The one big question I have is that if we are “continuing” training, why is the new best validating model saved if it is not better than the one used in the previous run?
The other question I have is what techniques can we use to decrease this loss rate? This is the command I am using to “continue” training.
python3 DeepSpeech.py
–drop_source_layers 2
–alphabet_config_path /$HOME/Uploads/UrduAlphabet_newscrawl2.txt
–load_checkpoint_dir /$HOME/DeepSpeech/dataset/trained_load_checkpoint
–save_checkpoint_dir /$HOME/DeepSpeech/dataset/trained_load_checkpoint
–train_files /$HOME/Uploads/trains55final.csv
–dev_files /$HOME/Uploads/devs55final.csv
–epochs 30
–train_batch_size 32
–export_dir /$HOME/DeepSpeech/dataset/urdu_trained
–export_file_name urdu
–learning_rate 0.00001
–scorer /$HOME/Uploads/kenlmnew.scorer
–n_hidden 2048
–dropout_rate 0.2
–train_cudnn true
I now want to adjust the parameters to continue and try to improve the loss.

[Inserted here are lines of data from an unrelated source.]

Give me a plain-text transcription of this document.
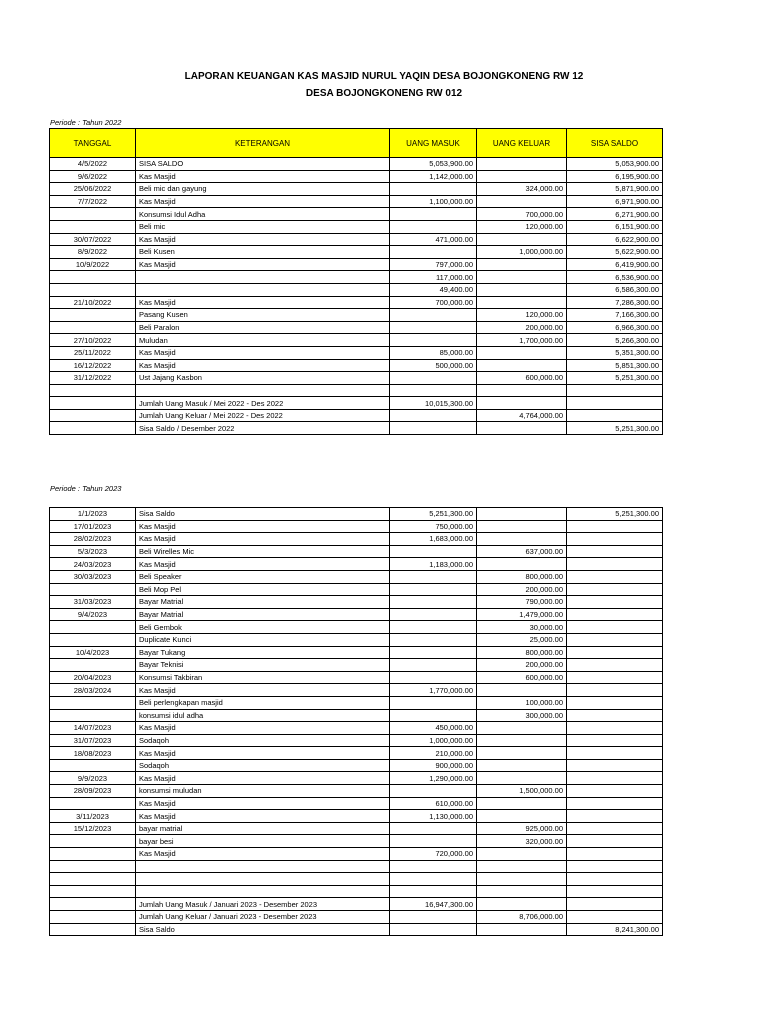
LAPORAN KEUANGAN KAS MASJID NURUL YAQIN DESA BOJONGKONENG RW 12
DESA BOJONGKONENG RW 012
Periode : Tahun 2022
TANGGAL	KETERANGAN	UANG MASUK	UANG KELUAR	SISA SALDO
4/5/2022	SISA SALDO	5,053,900.00		5,053,900.00
9/6/2022	Kas Masjid	1,142,000.00		6,195,900.00
25/06/2022	Beli mic dan gayung		324,000.00	5,871,900.00
7/7/2022	Kas Masjid	1,100,000.00		6,971,900.00
	Konsumsi Idul Adha		700,000.00	6,271,900.00
	Beli mic		120,000.00	6,151,900.00
30/07/2022	Kas Masjid	471,000.00		6,622,900.00
8/9/2022	Beli Kusen		1,000,000.00	5,622,900.00
10/9/2022	Kas Masjid	797,000.00		6,419,900.00
		117,000.00		6,536,900.00
		49,400.00		6,586,300.00
21/10/2022	Kas Masjid	700,000.00		7,286,300.00
	Pasang Kusen		120,000.00	7,166,300.00
	Beli Paralon		200,000.00	6,966,300.00
27/10/2022	Muludan		1,700,000.00	5,266,300.00
25/11/2022	Kas Masjid	85,000.00		5,351,300.00
16/12/2022	Kas Masjid	500,000.00		5,851,300.00
31/12/2022	Ust Jajang Kasbon		600,000.00	5,251,300.00

	Jumlah Uang Masuk / Mei 2022 - Des 2022	10,015,300.00		
	Jumlah Uang Keluar / Mei 2022 - Des 2022		4,764,000.00	
	Sisa Saldo / Desember 2022			5,251,300.00
Periode : Tahun 2023
1/1/2023	Sisa Saldo	5,251,300.00		5,251,300.00
17/01/2023	Kas Masjid	750,000.00		
28/02/2023	Kas Masjid	1,683,000.00		
5/3/2023	Beli Wirelles Mic		637,000.00	
24/03/2023	Kas Masjid	1,183,000.00		
30/03/2023	Beli Speaker		800,000.00	
	Beli Mop Pel		200,000.00	
31/03/2023	Bayar Matrial		790,000.00	
9/4/2023	Bayar Matrial		1,479,000.00	
	Beli Gembok		30,000.00	
	Duplicate Kunci		25,000.00	
10/4/2023	Bayar Tukang		800,000.00	
	Bayar Teknisi		200,000.00	
20/04/2023	Konsumsi Takbiran		600,000.00	
28/03/2024	Kas Masjid	1,770,000.00		
	Beli perlengkapan masjid		100,000.00	
	konsumsi idul adha		300,000.00	
14/07/2023	Kas Masjid	450,000.00		
31/07/2023	Sodaqoh	1,000,000.00		
18/08/2023	Kas Masjid	210,000.00		
	Sodaqoh	900,000.00		
9/9/2023	Kas Masjid	1,290,000.00		
28/09/2023	konsumsi muludan		1,500,000.00	
	Kas Masjid	610,000.00		
3/11/2023	Kas Masjid	1,130,000.00		
15/12/2023	bayar matrial		925,000.00	
	bayar besi		320,000.00	
	Kas Masjid	720,000.00		

	Jumlah Uang Masuk / Januari 2023 - Desember 2023	16,947,300.00		
	Jumlah Uang Keluar / Januari 2023 - Desember 2023		8,706,000.00	
	Sisa Saldo			8,241,300.00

How much difference would one form of augmentation alone make to our data? Or would it be more useful to use multiple augmentations together in the same run?
I know you can’t “think” for me but I am looking for a pointer to try and improve this. Will running the same data set (around 60 hours) produce better loss with different augmentation combinations?
The WER at 80 epochs is around 58% with a loss of 36.3. The training loss is at 32. Both continue to decrease so I know it is not overfitting and continuing training will reduce this a bit.
On other data sets, the training loss continues to decrease but validation loss starts increasing - based on other forum questions, that is overfitting, is my understanding correct?